The DSWT Aerial Unit has flown many hours this month keeping a watchful eye in the sky
The DSWT Aerial Unit has flown many hours this month keeping a watchful eye in the sky. The Unit has focused its efforts within Tsavo East National Park with a couple of routine patrols over Tsavo West and Amboseli National Parks as well as patrolling in Lamu Country.
Following the driest month of the year, the rains arrived late in Tsavo with only a few small showers at first. Finally, some real storms rolled in mid-month and changed the parched land in an instant. The Athi/Galana River has been in full flow due to heavier rains inland, whilst the Tiva River, which normally only flows in December, has been in full flood, with the first water appearing on November 4th. With the onset of the rains the Tsavo bush has become impenetrably thick, and the roads have become extremely wet and muddy, which has been challenging for our ground patrols when trying to get to where they need to be to operate effectively.

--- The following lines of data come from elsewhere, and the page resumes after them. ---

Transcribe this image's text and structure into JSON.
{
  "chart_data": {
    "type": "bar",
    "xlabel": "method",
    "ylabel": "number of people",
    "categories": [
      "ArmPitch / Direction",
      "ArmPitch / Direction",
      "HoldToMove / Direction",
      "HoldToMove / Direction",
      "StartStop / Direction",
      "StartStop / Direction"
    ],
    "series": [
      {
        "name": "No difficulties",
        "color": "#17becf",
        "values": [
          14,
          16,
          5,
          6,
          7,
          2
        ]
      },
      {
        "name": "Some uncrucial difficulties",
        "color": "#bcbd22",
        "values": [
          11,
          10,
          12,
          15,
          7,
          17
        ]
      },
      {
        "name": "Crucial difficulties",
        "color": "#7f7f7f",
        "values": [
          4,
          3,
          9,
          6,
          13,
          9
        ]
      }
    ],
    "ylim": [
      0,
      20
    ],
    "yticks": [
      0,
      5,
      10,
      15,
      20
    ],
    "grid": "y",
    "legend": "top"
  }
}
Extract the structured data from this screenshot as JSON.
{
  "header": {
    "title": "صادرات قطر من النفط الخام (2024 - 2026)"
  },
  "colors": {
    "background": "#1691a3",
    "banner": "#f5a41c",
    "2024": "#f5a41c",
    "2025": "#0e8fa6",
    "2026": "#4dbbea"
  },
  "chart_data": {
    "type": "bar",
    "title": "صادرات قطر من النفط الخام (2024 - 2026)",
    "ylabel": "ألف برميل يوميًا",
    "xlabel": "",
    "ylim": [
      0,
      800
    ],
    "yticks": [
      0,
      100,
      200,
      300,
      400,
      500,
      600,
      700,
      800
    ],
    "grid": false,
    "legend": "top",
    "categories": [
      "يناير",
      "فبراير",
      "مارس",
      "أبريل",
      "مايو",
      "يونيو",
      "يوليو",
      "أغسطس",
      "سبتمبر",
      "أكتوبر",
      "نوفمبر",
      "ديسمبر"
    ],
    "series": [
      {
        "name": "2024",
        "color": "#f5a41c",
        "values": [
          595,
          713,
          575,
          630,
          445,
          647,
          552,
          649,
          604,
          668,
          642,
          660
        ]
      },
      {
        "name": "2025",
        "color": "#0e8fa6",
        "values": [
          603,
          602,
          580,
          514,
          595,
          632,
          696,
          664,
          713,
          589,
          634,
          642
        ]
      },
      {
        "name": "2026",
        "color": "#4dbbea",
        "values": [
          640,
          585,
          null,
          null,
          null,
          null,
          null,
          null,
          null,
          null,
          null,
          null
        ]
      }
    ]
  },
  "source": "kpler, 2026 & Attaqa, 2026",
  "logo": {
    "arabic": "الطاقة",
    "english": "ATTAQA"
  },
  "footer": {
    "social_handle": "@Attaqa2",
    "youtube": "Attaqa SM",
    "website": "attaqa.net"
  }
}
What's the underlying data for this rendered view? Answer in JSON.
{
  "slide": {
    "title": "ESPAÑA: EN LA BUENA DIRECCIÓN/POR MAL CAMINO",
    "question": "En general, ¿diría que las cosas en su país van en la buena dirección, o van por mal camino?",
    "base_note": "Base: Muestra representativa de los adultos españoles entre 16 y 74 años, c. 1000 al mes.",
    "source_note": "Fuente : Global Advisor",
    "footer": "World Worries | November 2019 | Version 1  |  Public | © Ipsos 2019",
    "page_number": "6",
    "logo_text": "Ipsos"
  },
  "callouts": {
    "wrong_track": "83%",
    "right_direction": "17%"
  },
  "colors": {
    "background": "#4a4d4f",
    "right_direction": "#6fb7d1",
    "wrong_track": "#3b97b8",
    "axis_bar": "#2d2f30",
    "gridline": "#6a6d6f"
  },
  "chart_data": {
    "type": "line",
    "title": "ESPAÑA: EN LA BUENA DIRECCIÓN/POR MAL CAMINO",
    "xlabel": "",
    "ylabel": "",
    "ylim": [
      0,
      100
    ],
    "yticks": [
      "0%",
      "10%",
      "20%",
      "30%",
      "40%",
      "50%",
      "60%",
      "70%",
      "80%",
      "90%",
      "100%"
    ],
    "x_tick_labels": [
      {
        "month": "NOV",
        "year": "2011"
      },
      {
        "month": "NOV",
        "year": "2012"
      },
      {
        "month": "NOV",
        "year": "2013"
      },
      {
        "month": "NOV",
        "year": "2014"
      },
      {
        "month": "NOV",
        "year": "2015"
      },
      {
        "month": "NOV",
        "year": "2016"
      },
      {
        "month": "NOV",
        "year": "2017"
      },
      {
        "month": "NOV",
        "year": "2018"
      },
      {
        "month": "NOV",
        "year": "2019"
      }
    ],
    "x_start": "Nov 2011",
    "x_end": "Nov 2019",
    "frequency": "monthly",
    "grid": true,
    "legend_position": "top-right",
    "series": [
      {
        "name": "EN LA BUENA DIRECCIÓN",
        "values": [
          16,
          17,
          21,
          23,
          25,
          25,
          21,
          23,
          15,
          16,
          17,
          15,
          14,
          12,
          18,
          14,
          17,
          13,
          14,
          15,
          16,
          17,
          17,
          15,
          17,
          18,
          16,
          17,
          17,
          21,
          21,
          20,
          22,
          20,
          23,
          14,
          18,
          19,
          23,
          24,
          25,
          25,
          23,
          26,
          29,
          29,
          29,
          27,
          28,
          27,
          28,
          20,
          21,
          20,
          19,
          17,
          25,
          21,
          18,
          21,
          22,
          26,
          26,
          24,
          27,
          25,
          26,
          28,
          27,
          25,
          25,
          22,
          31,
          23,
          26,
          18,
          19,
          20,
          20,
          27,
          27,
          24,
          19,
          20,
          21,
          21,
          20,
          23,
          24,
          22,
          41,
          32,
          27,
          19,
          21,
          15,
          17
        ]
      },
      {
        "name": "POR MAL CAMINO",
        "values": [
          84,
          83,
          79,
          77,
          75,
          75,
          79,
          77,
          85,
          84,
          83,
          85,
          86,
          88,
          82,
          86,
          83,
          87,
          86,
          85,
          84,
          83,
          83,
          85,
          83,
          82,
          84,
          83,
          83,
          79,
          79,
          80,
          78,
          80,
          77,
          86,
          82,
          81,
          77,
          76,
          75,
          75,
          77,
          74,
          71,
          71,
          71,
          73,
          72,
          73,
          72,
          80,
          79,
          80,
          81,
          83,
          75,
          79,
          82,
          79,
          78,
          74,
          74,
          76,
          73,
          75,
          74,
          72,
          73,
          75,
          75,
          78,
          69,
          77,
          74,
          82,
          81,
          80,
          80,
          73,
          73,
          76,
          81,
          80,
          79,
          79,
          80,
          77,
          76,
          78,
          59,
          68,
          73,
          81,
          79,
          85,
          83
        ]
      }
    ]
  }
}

At this time of year with waterholes full and water no longer a challenge, reports of armed poachers coming into Tsavo East from the eastern boundary have meant that anti-poaching efforts have been increased. The DSWT helicopter has been extremely active in assisting Kenya Wildlife Service rangers on the ground with patrols along this sensitive boundary of Tsavo East where the rains have made it difficult for the KWS vehicles to access the area. In total six tusks were sighted from the air and recovered during November. Two sets were recovered by the helicopter and one pair was recovered by one of the DSWT ground teams.